For as long as telephony has been an important part of business life, companies employing multiple people have often needed to face the problem of handling multiple calls at the same time. In the not too distant past the only way to ensure that neither callers nor employees heard a busy line – and therefore preventing them from making calls – was to install complicated on-premise PBXs and connect the business’s physical location to the phone network with multiple physical lines. This meant spending a fortune on devices and communication channels that would only become obsolete within a short amount of time anyway. With VoIP, however, handling multiple lines is a simple case of adjusting a few settings and you’ll be good to go.
Not That Kind of Line
Before we reveal the secrets behind using multiple VoIP phone lines efficiently, it’s best to clarify exactly what ‘line’ means in the world of cloud telephony. Whereas in the traditional sense of the word this meant the physical cable that connects a phone system to the phone network, a VoIP phone line can be interpreted in various ways, such as the number of simultaneous incoming/outgoing calls a system can handle, an extension, or a phone number – which is the closest interpretation of all.

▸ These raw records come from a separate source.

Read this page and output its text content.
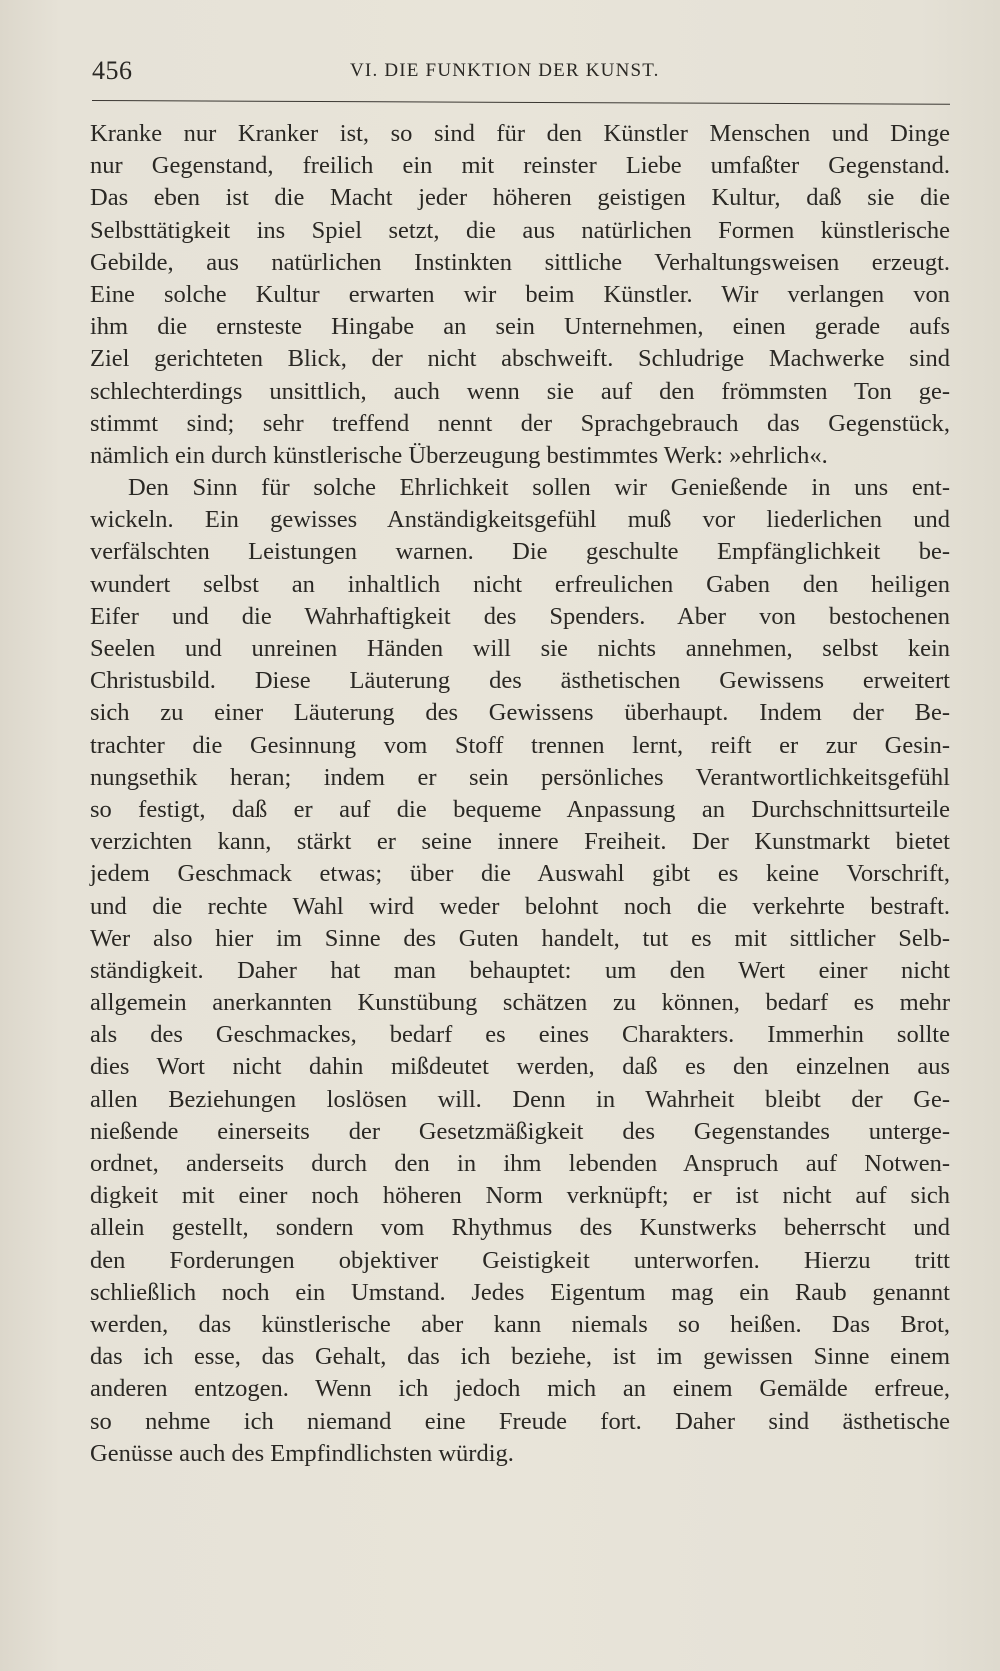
456	VI. DIE FUNKTION DER KUNST.
Kranke nur Kranker ist, so sind für den Künstler Menschen und Dinge
nur Gegenstand, freilich ein mit reinster Liebe umfaßter Gegenstand.
Das eben ist die Macht jeder höheren geistigen Kultur, daß sie die
Selbsttätigkeit ins Spiel setzt, die aus natürlichen Formen künstlerische
Gebilde, aus natürlichen Instinkten sittliche Verhaltungsweisen erzeugt.
Eine solche Kultur erwarten wir beim Künstler. Wir verlangen von
ihm die ernsteste Hingabe an sein Unternehmen, einen gerade aufs
Ziel gerichteten Blick, der nicht abschweift. Schludrige Machwerke sind
schlechterdings unsittlich, auch wenn sie auf den frömmsten Ton ge-
stimmt sind; sehr treffend nennt der Sprachgebrauch das Gegenstück,
nämlich ein durch künstlerische Überzeugung bestimmtes Werk: »ehrlich«.
Den Sinn für solche Ehrlichkeit sollen wir Genießende in uns ent-
wickeln. Ein gewisses Anständigkeitsgefühl muß vor liederlichen und
verfälschten Leistungen warnen. Die geschulte Empfänglichkeit be-
wundert selbst an inhaltlich nicht erfreulichen Gaben den heiligen
Eifer und die Wahrhaftigkeit des Spenders. Aber von bestochenen
Seelen und unreinen Händen will sie nichts annehmen, selbst kein
Christusbild. Diese Läuterung des ästhetischen Gewissens erweitert
sich zu einer Läuterung des Gewissens überhaupt. Indem der Be-
trachter die Gesinnung vom Stoff trennen lernt, reift er zur Gesin-
nungsethik heran; indem er sein persönliches Verantwortlichkeitsgefühl
so festigt, daß er auf die bequeme Anpassung an Durchschnittsurteile
verzichten kann, stärkt er seine innere Freiheit. Der Kunstmarkt bietet
jedem Geschmack etwas; über die Auswahl gibt es keine Vorschrift,
und die rechte Wahl wird weder belohnt noch die verkehrte bestraft.
Wer also hier im Sinne des Guten handelt, tut es mit sittlicher Selb-
ständigkeit. Daher hat man behauptet: um den Wert einer nicht
allgemein anerkannten Kunstübung schätzen zu können, bedarf es mehr
als des Geschmackes, bedarf es eines Charakters. Immerhin sollte
dies Wort nicht dahin mißdeutet werden, daß es den einzelnen aus
allen Beziehungen loslösen will. Denn in Wahrheit bleibt der Ge-
nießende einerseits der Gesetzmäßigkeit des Gegenstandes unterge-
ordnet, anderseits durch den in ihm lebenden Anspruch auf Notwen-
digkeit mit einer noch höheren Norm verknüpft; er ist nicht auf sich
allein gestellt, sondern vom Rhythmus des Kunstwerks beherrscht und
den Forderungen objektiver Geistigkeit unterworfen. Hierzu tritt
schließlich noch ein Umstand. Jedes Eigentum mag ein Raub genannt
werden, das künstlerische aber kann niemals so heißen. Das Brot,
das ich esse, das Gehalt, das ich beziehe, ist im gewissen Sinne einem
anderen entzogen. Wenn ich jedoch mich an einem Gemälde erfreue,
so nehme ich niemand eine Freude fort. Daher sind ästhetische
Genüsse auch des Empfindlichsten würdig.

The reason for the term ‘line’ being seen as something else in the world of virtual phone systems is simple: voice traffic comes through the internet, meaning that aside from hooking up the necessary devices to the web – which is often unnecessary since it is installed already – no additional wiring is required to operate such a system.
Multiline Features That Make VoIP Systems More Efficient
One System With Multiple Phone Numbers
VoIP has many advantages over traditional phone systems but one of the biggest reasons many businesses prefer handling calls through the internet is a centralized phone system manager. Being able to modify certain settings in one place with just a few clicks is a huge asset, but VoIP also allows users to utilize multiple phone numbers and direct calls to a central number. This is mostly beneficial for companies with domestic or international branch offices as callers are able to place calls for local fees, whereas the business itself can initiate calls from phone numbers that clients are more likely to answer as they would appear to originate from the same territory with a similar area code.
Splitting the Line Into Extensions
Since they exist in the cloud, virtual phone systems can house an unlimited number of extensions, each of which can be assigned to an employee or even entire groups. In fact, multibranch businesses adopting VoIP systems for the first time but that don’t operate in other countries could simply rely on a single phone number and assign an extension to every branch office. Combine this with extra functions like the auto-attendant and the fully customizable interactive voice response menu (IVR) and you will ensure callers can direct themselves to the right person without holding up the next in line.
While businesses can do everything they can to direct callers to the person or department they are looking for, there may be instances when there is nobody to answer the call or another colleague or different department is required. Thankfully, VoIP systems can be set up to forward calls to other phone numbers in cases where the person who’s supposed to take the call isn’t available. However, there is also the option to forward calls manually within such a system, allowing employees to continue the conversation on another device or let someone else take over the call.
There are often times when multiple lines must be connected together, too, and cloud phone services are as just as competent at unifying multiple calls – or ‘lines’ if you may – into an audio conference. In its simplest form, this manifests as a merging of two calls together or inviting a third party into the original conversation and therefore creating a so-called three-way call. However, VoIP is more than capable of dealing with tens if not hundreds of simultaneous calls by allowing callers to connect to a designated extension, where they can have their discussion without blocking any connected caller.